Twitter Cuts Suspect Users From Follower Counts Again, Blames Bug

Twitter
Twitter user. Courtesy AFP

Twitter made another attempt to make users’ tallies of followers more accurate on Friday, subtracting millions of suspicious followers which had reappeared on the social media service since a major purge in July.

Twitter is under pressure to tackle its problem of fake users, which are a turn-off for investors and advertisers and have led to scrutiny from U.S. Congress.

The company made Friday’s move without an announcement. Pop star Katy Perry lost about 861,000 followers, according to social measurement firm Social Blade. Twitter’s own account lost 2.4 million followers.

In July, Twitter said it would stop counting accounts it “locked” as followers, in an effort to make its user data more accurate. At least seven celebrities lost as many as 2 million followers each.

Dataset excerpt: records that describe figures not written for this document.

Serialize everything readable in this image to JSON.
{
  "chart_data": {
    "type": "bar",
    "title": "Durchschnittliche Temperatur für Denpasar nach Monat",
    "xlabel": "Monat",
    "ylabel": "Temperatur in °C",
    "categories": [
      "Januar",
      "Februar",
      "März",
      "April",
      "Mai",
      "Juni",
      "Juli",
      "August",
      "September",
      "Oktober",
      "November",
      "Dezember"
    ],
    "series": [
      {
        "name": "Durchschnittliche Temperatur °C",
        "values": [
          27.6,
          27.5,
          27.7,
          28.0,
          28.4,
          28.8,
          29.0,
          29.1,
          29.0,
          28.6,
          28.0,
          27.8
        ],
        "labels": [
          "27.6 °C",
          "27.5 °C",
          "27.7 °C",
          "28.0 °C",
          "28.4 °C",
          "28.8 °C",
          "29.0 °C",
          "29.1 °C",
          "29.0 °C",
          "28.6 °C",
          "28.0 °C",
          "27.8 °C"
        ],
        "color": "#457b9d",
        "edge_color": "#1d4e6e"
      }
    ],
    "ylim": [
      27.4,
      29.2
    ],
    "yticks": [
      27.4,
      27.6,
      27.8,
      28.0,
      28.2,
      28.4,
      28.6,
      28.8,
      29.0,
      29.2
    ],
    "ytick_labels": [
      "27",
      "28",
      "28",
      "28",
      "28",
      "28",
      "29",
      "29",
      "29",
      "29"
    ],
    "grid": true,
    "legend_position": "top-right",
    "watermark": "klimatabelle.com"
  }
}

By October, however, many of those accounts appeared to have been unlocked – which can happen after a password reset – and at least two dozen popular users had gained back a third or so of the lost followers, according to data from Russian ad fraud researcher Social Puncher.

Those followers disappeared once again on Friday, Social Puncher said.

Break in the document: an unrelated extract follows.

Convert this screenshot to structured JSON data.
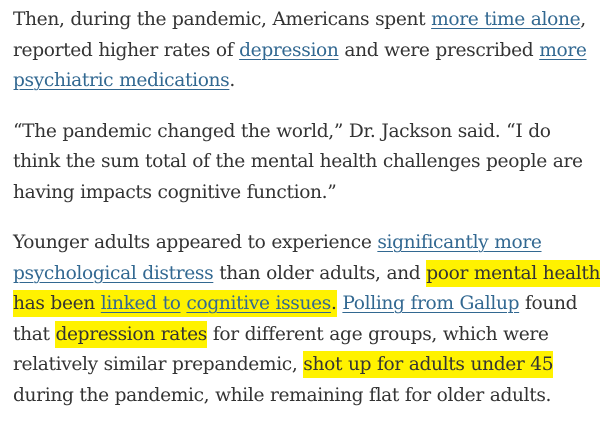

Twitter said on Friday that it “discovered a bug where some of these accounts were briefly added back, which led to misleading follower counts” for “very few accounts.”

It said in July that follower counts might change “more regularly” as part of its efforts to “identify and challenge problematic accounts.” The ensuing volatility has caught the attention of prominent users, including U.S. President Donald Trump and Tesla Chief Executive Elon Musk.